Riyadh, suggests the author, could welcome Pakistani weapons on its soil and have those weapons being operated by Pakistan itself so as not to contradict its commitment to the Non-Proliferation Treaty (NPT). This scenario, as far-fetched as it may sound, should not necessarily be rejected “especially if Iran decides that the circumstances are right for it to ‘break out’ for nuclear weapons,” analyses Guzansky’s paper.
The Saudis have in their arsenal missiles that could carry nuclear warheads. In the 1980s, the Saudis acquired 36 Chinese CSS-2 surface-to-surface missiles in a secret deal. Guzansky believes that these missiles “supply a base for possible upgrade and for training professional teams” despite their age. In addition, news reports have recently circulated indicating that Saudi Arabia was “upgrading the strategic missile reserves” as well as the “the inauguration of a new command and control facility associated with the kingdom’s missile force”.
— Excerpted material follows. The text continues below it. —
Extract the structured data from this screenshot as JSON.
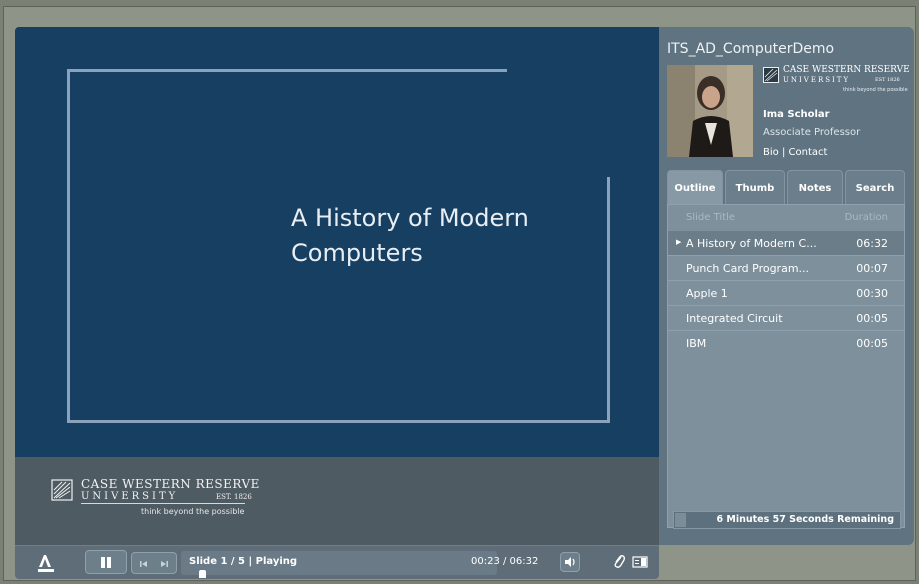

The Saudis are clearly growing wary over the development of an Iranian nuclear bomb. As recently expressed by the Kingdom’s Foreign Minister: “Sanctions are a long-term solution…But we are looking at an Iranian nuclear program within a shorter term because we are closer to the locus of the threat. We are interested in immediate rather than in gradual solutions.” The Iranian development, the author believes, might provoke an acceleration of Saudi plans and perhaps a defense treaty with Pakistan spurred by the urgency of the situation.
Guzansky believes that strategically Saudi Arabia is left with two options based upon “if and how” Iran decides to break the nuclear threshold:
- If Iran does not break that threshold: Saudi Arabia “turns a blind eye” and works to deepen the cooperation among the Gulf states.
- If Iran displays the acquisition of nuclear weapons and for example undertakes a nuclear test: Saudi Arabia would then feel compelled to acquire these same weapons.
Riyadh could well inform the United States of these strategic options in a bid to force the latter to increase its commitment to the Kingdom’s security as it recognizes that the United States has superior military capabilities. But let us make no mistake, warns Guzansky, Saudi Arabia is known to diversify its security options and apart from seeking a greater security commitment from the US, Riyadh will pursue other alternatives.
According to Guzansky, these other alternatives will respond to two imperatives: greater independence in decision-making, and the upholding of “a stable balance of deterrence” in the region for the foreseeable future.
However, it is clear that this palette of choices will not satisfy the United States. As the author recalls: “there are not many states that are as important to the United States as Saudi Arabia.” The author concludes that the mere existence of the “Saudi Option” will force Washington to enhance its commitment to the security of the Kingdom. Failure to do so will lead to a serious crisis between the two countries, concludes Guzansky.